Qual sua opinião sobre as últimas manifestações anti e pró-governo? Foram acontecimentos muito relevantes e significativos, que mostram um avanço do sistema democrático no Brasil. A não ser alguns raros incidentes, as manifestações gigantescas foram pacíficas. Fico esperançoso em ver a sociedade sair às ruas para expressar pensamentos e preferências. É um sinal de que começamos um aprendizado essencial para a prática política, impedido por anos e anos de ditadura e só retomado esporadicamente em ocasiões especiais, como na campanha das Diretas-Já, durante o impeachment de Collor e nos protestos de junho de 2013.

Qual a melhor saída para o futuro político do país? O senhor acredita que o impeachment da presidente Dilma é a solução quando a operação Lava-Jato aponta que a maioria da classe política parece estar envolvida nesta promiscuidade entre empreiteiras, governo e partidos? O ideal para mim seria um período de transição até a realização, o mais breve possível, de novas eleições para a presidência da República. Não vejo um partido e nem lideranças políticas com credibilidade suficiente para simplesmente substituir a atual gestão. Na própria linha sucessória da presidente Dilma e mesmo entre oposicionistas, a maioria dos nomes está também sob suspeição declarada de envolvimento com esquemas de corrupção.

O senhor acha que a operação Lava-Jato vai chegar até o final, independentemente do estrago que possa fazer? Ou a classe política vai se encarregar de acabar com ela antes disso? Gostaria muito que chegasse até o final. Nunca se viu uma ação tão diligente e sólida com efeitos rápidos e transparentes. Para que prossiga, alcançando indistintamente empresas e políticos de diferentes partidos, precisa do apoio permanente da opinião pública para fazer frente aos movimentos que querem desconstruí-la. Bom mesmo seria que se tornasse um mecanismo permanente, tirando proveito da metodologia que se criou para apurar fatos relativos à corrupção. Essa, aliás, foi uma idéia que ouvi de um dos delegados da Polícia Federal integrantes da equipe.

Alguns especialistas têm defendido que a saída é a convocação de uma constituinte autônoma para fazer as reformas que o Brasil precisa, principalmente a reforma política. O senhor concorda? Concordo e penso que esse deverá ser o principal acontecimento em período de transição. Se não passarmos por reformas estruturais, sintonizadas com os interesses da sociedade, outras crises advirão. Não podemos ficar na dependência de um sistema centrado em um presidencialismo tão forte e, ao mesmo tempo, à mercê de conchavos inter-partidários que garantam apoio parlamentar. Temos também de nos livrar do culto a personalidades de perfil messiânico. Não devemos no deixar seduzir por "salvadores da pátria".

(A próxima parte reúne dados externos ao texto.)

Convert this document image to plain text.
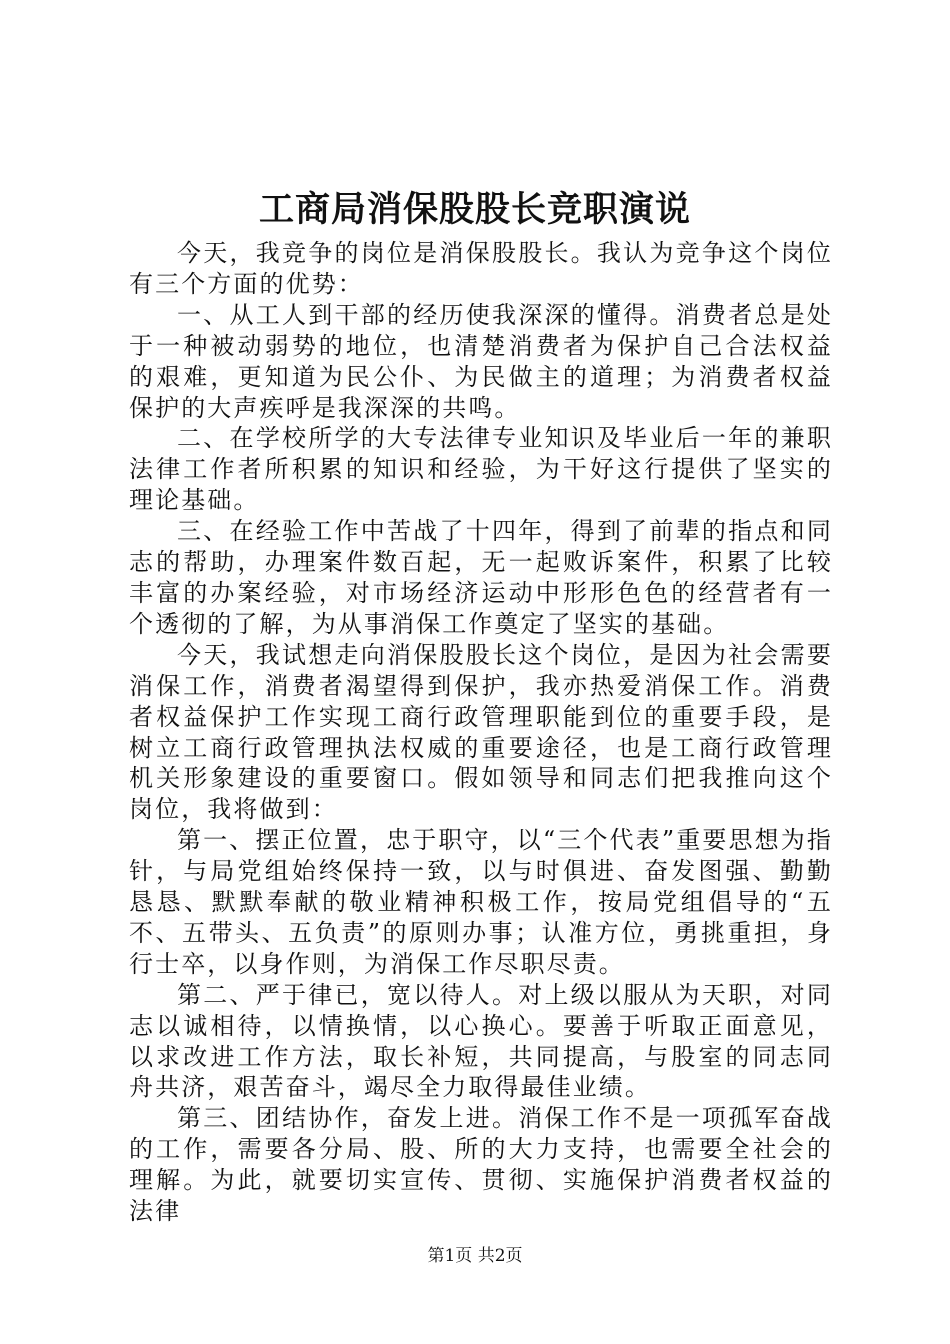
工商局消保股股长竞职演说

今天，我竞争的岗位是消保股股长。我认为竞争这个岗位有三个方面的优势：

一、从工人到干部的经历使我深深的懂得。消费者总是处于一种被动弱势的地位，也清楚消费者为保护自己合法权益的艰难，更知道为民公仆、为民做主的道理；为消费者权益保护的大声疾呼是我深深的共鸣。

二、在学校所学的大专法律专业知识及毕业后一年的兼职法律工作者所积累的知识和经验，为干好这行提供了坚实的理论基础。

三、在经验工作中苦战了十四年，得到了前辈的指点和同志的帮助，办理案件数百起，无一起败诉案件，积累了比较丰富的办案经验，对市场经济运动中形形色色的经营者有一个透彻的了解，为从事消保工作奠定了坚实的基础。

今天，我试想走向消保股股长这个岗位，是因为社会需要消保工作，消费者渴望得到保护，我亦热爱消保工作。消费者权益保护工作实现工商行政管理职能到位的重要手段，是树立工商行政管理执法权威的重要途径，也是工商行政管理机关形象建设的重要窗口。假如领导和同志们把我推向这个岗位，我将做到：

第一、摆正位置，忠于职守，以“三个代表”重要思想为指针，与局党组始终保持一致，以与时俱进、奋发图强、勤勤恳恳、默默奉献的敬业精神积极工作，按局党组倡导的“五不、五带头、五负责”的原则办事；认准方位，勇挑重担，身行士卒，以身作则，为消保工作尽职尽责。

第二、严于律已，宽以待人。对上级以服从为天职，对同志以诚相待，以情换情，以心换心。要善于听取正面意见，以求改进工作方法，取长补短，共同提高，与股室的同志同舟共济，艰苦奋斗，竭尽全力取得最佳业绩。

第三、团结协作，奋发上进。消保工作不是一项孤军奋战的工作，需要各分局、股、所的大力支持，也需要全社会的理解。为此，就要切实宣传、贯彻、实施保护消费者权益的法律

第1页 共2页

Uma pergunta difícil de responder, mas que não pode deixar de ser feita: Qual será o desfecho da atual crise? Dado o transcorrer tumultuado e imprevisto de todo o processo, creio ser impossível prever como se dará o desfecho. Não creio em solução definitiva. Seja qual for o desfecho, tudo aponta para uma fase de transição, na qual, mais do que nunca, a participação popular será decisiva à definição de rumos.